Before the new information about macrophages, people thought that macrophages ascended from blood monocytes that circulated in the blood. It also becoming very clear to researchers and scientists that resident macrophages expand at the original site of proliferation instead of the recruitment of blood monocytes (1).
Sources:
Epelman, S., Lavine, K. J., Beaudin, A. E., Sojka, D. K., Carrero, J. A., Calderon, B., & … Mann, D. L. (2014). Embryonic and Adult-Derived Resident Cardiac Macrophages Are Maintained through Distinct Mechanisms at Steady State and during Inflammation. Immunity, 40(1), 91-104. doi:10.1016/j.immuni.2013.11.019
With heart disease killing more people than any other disease, you would think there would not be so many unknowns. This article is very interesting and brought up some terminology that I have never heard of like embryonic macrophages.

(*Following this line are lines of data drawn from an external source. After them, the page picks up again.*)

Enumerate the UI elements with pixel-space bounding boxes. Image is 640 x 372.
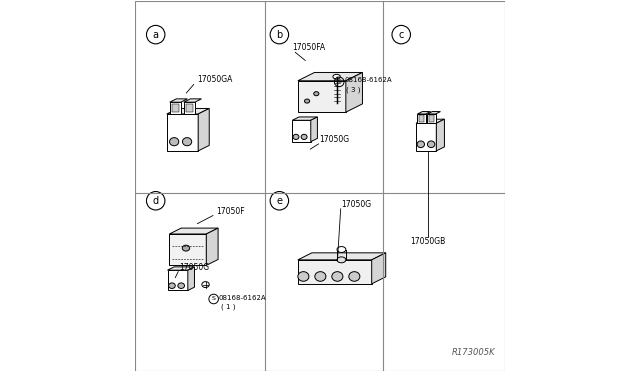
Text: 17050G: 17050G bbox=[179, 263, 209, 272]
Ellipse shape bbox=[170, 138, 179, 146]
Text: 17050GA: 17050GA bbox=[197, 76, 233, 84]
Polygon shape bbox=[170, 234, 206, 265]
Text: c: c bbox=[399, 30, 404, 40]
Polygon shape bbox=[428, 114, 436, 123]
Ellipse shape bbox=[168, 283, 175, 288]
Polygon shape bbox=[417, 112, 431, 114]
Polygon shape bbox=[416, 119, 444, 123]
Text: 17050F: 17050F bbox=[216, 206, 244, 215]
Text: d: d bbox=[152, 196, 159, 206]
Polygon shape bbox=[172, 105, 179, 112]
Polygon shape bbox=[184, 99, 202, 102]
Text: S: S bbox=[337, 79, 341, 84]
Ellipse shape bbox=[314, 92, 319, 96]
Polygon shape bbox=[184, 102, 195, 114]
Polygon shape bbox=[170, 228, 218, 234]
Ellipse shape bbox=[305, 99, 310, 103]
Text: 17050FA: 17050FA bbox=[292, 44, 325, 52]
Polygon shape bbox=[416, 123, 436, 151]
Polygon shape bbox=[298, 73, 362, 81]
Polygon shape bbox=[429, 115, 434, 122]
Text: 17050GB: 17050GB bbox=[410, 237, 446, 246]
Text: ( 3 ): ( 3 ) bbox=[346, 86, 361, 93]
Polygon shape bbox=[298, 260, 372, 284]
Text: 08168-6162A: 08168-6162A bbox=[344, 77, 392, 83]
Ellipse shape bbox=[293, 134, 299, 140]
Polygon shape bbox=[188, 267, 195, 291]
Text: R173005K: R173005K bbox=[452, 347, 495, 357]
Polygon shape bbox=[186, 105, 193, 112]
Polygon shape bbox=[168, 270, 188, 291]
Polygon shape bbox=[292, 120, 311, 142]
Polygon shape bbox=[346, 73, 362, 112]
Ellipse shape bbox=[349, 272, 360, 281]
Polygon shape bbox=[417, 114, 426, 123]
Polygon shape bbox=[372, 253, 386, 284]
Ellipse shape bbox=[333, 74, 340, 79]
Text: e: e bbox=[276, 196, 282, 206]
Text: 17050G: 17050G bbox=[341, 200, 372, 209]
Ellipse shape bbox=[315, 272, 326, 281]
Polygon shape bbox=[292, 117, 317, 120]
Polygon shape bbox=[170, 99, 188, 102]
Polygon shape bbox=[168, 267, 195, 270]
Polygon shape bbox=[167, 109, 209, 114]
Polygon shape bbox=[428, 112, 440, 114]
Polygon shape bbox=[167, 114, 198, 151]
Polygon shape bbox=[436, 119, 444, 151]
Polygon shape bbox=[419, 115, 424, 122]
Polygon shape bbox=[206, 228, 218, 265]
Ellipse shape bbox=[301, 134, 307, 140]
Ellipse shape bbox=[428, 141, 435, 148]
Polygon shape bbox=[298, 253, 386, 260]
Ellipse shape bbox=[182, 245, 189, 251]
Text: a: a bbox=[153, 30, 159, 40]
Ellipse shape bbox=[202, 282, 209, 288]
Text: b: b bbox=[276, 30, 282, 40]
Text: ( 1 ): ( 1 ) bbox=[221, 303, 235, 310]
Ellipse shape bbox=[178, 283, 184, 288]
Ellipse shape bbox=[182, 138, 192, 146]
Text: 08168-6162A: 08168-6162A bbox=[219, 295, 266, 301]
Ellipse shape bbox=[332, 272, 343, 281]
Polygon shape bbox=[170, 102, 181, 114]
Ellipse shape bbox=[298, 272, 309, 281]
Ellipse shape bbox=[337, 257, 346, 263]
Polygon shape bbox=[298, 81, 346, 112]
Text: S: S bbox=[212, 296, 216, 301]
Polygon shape bbox=[198, 109, 209, 151]
Ellipse shape bbox=[417, 141, 424, 148]
Text: 17050G: 17050G bbox=[319, 135, 349, 144]
Ellipse shape bbox=[337, 247, 346, 253]
Polygon shape bbox=[311, 117, 317, 142]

It makes perfect sense that we would have a set of macrophages that would be specific to us as an embryo, but then again I don’t understand why there is only a small amount of these set aside to help us in the future. If we have a cell that is so valuable to us and could help us heal at a more advanced rate with few disadvantages you would think our body would have produced a lot more or be able to produce as much as needed.
Another thing, why hasn’t our body came up with a mechanism to control how much of which macrophage to send to the site that needs healing or inflammation. It seems that over the decades our bodies would have this nailed by now, does this mean that we have no way of controlling this our selves, or will this process have to be “man made”. Like others said before there is no reason to block the adult macrophages from entering a site that they will or eventually will be needed but to monitor the amount of the macrophages that are realaeased into the area.
My questions about the article that confuse are what do they mean about the macrophages being protective? protective of what, are we saying they are protective of the organs that they are found in or are they protective of themselves? Another concept I didn’t understand is when they say the macrophages are converted to adult macrophages, are they saying the embryonic macrophages are replaced or that they proliferate into adult macrophages. I guess either way we loose the embryonic macrophage?